2082 4. Select any model to try out.
2084 5. Select any available request to try out.
2086 6. Click on the **Try it out** button.
2088 7. Provide any required parameters or edit request body.
2090 8. Click the **Execute** button.
2092 9. You can see responses to the given request.
2095 OpenAPI Explorer can also be used for connected device. How to connect a device can be found :ref:`here <netconf-connector>`.

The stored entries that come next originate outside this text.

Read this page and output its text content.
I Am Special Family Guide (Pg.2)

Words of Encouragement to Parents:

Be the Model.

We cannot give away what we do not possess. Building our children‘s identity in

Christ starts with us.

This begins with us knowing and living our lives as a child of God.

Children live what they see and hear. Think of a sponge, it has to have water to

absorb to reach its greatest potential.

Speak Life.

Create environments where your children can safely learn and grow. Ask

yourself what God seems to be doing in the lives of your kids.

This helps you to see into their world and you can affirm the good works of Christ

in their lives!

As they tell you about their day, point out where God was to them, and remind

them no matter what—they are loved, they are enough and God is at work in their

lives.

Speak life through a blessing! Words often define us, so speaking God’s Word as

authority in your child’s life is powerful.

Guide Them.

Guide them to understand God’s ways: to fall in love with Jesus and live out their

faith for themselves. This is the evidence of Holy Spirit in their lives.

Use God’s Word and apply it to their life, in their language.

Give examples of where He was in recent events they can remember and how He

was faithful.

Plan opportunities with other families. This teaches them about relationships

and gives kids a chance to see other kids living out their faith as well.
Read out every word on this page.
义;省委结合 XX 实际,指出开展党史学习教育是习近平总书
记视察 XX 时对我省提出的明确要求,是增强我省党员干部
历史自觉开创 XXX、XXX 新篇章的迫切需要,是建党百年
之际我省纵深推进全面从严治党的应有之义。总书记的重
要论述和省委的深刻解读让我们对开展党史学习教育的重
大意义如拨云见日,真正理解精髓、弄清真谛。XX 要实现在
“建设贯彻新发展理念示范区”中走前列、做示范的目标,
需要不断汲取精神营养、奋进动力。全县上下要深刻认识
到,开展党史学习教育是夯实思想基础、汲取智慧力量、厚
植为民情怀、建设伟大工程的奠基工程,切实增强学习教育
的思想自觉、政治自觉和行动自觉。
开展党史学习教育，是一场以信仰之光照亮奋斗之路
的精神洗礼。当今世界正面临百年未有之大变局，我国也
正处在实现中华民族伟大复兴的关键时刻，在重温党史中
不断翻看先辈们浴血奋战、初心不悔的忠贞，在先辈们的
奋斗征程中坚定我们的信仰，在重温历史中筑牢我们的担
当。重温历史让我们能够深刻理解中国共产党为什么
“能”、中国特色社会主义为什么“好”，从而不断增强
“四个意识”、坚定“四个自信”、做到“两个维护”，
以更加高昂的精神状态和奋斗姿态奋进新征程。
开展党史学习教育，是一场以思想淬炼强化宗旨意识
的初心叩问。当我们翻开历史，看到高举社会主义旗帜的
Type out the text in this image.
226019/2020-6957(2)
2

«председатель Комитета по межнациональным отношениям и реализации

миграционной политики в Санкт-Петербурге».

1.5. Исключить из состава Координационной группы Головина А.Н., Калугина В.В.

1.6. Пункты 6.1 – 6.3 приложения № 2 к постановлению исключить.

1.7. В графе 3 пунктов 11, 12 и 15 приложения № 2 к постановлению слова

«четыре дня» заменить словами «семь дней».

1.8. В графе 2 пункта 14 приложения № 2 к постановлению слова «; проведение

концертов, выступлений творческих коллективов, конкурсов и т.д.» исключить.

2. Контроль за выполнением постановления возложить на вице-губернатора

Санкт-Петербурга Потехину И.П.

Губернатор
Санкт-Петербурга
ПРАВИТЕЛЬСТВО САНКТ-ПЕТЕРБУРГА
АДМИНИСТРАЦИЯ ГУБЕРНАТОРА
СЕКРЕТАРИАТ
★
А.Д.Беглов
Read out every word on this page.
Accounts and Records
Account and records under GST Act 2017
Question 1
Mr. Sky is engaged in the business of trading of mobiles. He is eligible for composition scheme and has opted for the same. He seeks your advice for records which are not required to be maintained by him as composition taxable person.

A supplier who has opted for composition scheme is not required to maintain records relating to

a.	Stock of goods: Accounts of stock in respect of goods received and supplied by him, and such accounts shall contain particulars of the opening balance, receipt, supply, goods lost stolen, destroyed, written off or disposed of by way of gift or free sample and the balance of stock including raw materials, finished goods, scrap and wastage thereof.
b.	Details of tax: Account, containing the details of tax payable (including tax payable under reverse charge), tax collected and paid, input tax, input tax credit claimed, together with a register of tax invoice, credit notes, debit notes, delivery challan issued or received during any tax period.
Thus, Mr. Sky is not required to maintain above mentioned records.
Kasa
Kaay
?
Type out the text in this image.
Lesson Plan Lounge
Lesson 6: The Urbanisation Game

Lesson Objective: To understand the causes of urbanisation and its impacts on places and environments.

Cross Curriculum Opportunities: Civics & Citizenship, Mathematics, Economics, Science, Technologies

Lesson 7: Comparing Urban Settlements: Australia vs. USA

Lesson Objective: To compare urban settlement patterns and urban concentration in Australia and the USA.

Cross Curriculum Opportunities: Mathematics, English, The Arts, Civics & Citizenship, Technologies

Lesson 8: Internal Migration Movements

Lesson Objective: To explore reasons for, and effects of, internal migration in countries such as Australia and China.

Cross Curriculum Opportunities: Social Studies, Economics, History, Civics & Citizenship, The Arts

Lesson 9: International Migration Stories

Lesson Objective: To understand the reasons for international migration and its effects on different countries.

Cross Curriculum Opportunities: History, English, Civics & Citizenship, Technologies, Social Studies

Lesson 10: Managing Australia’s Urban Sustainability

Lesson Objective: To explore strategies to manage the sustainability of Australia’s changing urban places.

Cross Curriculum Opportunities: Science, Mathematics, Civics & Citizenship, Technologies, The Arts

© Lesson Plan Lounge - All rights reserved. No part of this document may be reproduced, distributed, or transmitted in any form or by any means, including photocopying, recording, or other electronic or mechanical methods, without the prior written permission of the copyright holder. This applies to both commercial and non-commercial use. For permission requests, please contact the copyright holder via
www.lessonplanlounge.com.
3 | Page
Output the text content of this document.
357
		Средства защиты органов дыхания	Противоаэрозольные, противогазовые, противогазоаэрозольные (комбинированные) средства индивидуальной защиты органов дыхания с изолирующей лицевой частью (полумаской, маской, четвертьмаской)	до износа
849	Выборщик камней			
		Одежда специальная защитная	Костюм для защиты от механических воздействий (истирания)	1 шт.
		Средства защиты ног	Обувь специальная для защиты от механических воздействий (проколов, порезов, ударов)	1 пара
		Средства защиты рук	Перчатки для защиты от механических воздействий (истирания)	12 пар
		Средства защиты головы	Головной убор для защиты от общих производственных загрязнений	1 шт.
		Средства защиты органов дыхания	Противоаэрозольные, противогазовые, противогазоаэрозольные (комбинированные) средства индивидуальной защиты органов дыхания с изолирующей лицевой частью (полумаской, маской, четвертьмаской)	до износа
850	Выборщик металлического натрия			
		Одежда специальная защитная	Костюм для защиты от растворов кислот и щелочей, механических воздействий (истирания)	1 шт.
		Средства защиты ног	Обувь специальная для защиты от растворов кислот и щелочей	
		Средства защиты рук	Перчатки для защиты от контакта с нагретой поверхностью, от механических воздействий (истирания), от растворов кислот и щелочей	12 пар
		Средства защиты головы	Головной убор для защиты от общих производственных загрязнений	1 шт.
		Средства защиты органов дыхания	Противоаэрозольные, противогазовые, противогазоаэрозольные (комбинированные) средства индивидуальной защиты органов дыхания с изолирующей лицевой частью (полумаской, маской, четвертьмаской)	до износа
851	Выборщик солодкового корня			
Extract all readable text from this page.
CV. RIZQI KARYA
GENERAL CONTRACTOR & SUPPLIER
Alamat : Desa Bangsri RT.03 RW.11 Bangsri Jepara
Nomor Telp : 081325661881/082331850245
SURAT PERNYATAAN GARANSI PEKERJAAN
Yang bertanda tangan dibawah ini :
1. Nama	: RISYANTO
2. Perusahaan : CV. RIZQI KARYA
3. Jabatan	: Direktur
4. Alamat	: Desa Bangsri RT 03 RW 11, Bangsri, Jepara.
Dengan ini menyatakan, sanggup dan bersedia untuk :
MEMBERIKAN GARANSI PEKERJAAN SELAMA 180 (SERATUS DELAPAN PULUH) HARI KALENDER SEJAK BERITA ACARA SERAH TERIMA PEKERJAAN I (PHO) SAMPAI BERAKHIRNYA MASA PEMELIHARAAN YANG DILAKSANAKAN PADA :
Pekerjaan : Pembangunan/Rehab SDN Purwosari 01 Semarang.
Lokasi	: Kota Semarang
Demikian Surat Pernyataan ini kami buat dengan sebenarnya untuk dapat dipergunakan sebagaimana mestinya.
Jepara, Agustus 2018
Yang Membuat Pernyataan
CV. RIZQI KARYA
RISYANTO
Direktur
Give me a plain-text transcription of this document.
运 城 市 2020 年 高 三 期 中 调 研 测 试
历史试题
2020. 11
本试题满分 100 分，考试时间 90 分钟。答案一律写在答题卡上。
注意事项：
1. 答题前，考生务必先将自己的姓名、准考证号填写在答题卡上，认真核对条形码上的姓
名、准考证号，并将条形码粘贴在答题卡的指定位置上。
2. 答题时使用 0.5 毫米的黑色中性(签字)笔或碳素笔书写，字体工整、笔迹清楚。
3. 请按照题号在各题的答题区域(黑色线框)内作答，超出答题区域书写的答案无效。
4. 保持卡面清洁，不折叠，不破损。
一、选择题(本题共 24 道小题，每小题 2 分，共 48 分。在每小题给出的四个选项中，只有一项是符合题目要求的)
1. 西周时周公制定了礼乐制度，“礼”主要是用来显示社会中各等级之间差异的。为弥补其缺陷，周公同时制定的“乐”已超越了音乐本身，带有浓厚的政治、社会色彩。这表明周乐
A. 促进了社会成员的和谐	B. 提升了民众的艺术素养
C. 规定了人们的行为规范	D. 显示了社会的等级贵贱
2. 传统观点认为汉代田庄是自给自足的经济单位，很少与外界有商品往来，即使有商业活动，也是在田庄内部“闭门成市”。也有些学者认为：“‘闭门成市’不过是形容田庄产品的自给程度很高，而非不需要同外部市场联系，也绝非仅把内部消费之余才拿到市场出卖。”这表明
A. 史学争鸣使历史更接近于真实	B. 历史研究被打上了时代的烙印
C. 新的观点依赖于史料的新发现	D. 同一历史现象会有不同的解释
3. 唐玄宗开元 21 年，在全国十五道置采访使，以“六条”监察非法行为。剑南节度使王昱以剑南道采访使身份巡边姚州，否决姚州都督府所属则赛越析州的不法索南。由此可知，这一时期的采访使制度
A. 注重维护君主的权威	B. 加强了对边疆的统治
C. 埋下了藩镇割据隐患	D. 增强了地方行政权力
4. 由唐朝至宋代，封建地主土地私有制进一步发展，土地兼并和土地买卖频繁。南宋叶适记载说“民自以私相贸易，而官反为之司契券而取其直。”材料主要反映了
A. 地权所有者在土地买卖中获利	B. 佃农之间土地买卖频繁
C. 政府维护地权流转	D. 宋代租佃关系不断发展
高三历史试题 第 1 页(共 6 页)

2097 OpenAPI URLs in that case would look like this:
2099 - `http://localhost:8181/openapi/explorer/index.html?urls.primaryName=17830-sim-device resources - RestConf RFC 8040 <http://localhost:8181/openapi/explorer/index.html?urls.primaryName=17830-sim-device%20resources%20-%20RestConf%20RFC%208040>`_ for device overview
2101 - http://localhost:8181/openapi/api/v3/mounts/1 for JSON data
2103 - `http://localhost:8181/openapi/api/v3/mounts/1/toaster(2009-11-20) <http://localhost:8181/openapi/api/v3/mounts/1/toaster(2009-11-20)>`__ JSON data for given model
2107 The URL links for OpenAPI are made for device with name *17830-sim-device* and model toaster
2108 with *2009-11-20* revision and need to be changed accordingly to connected device.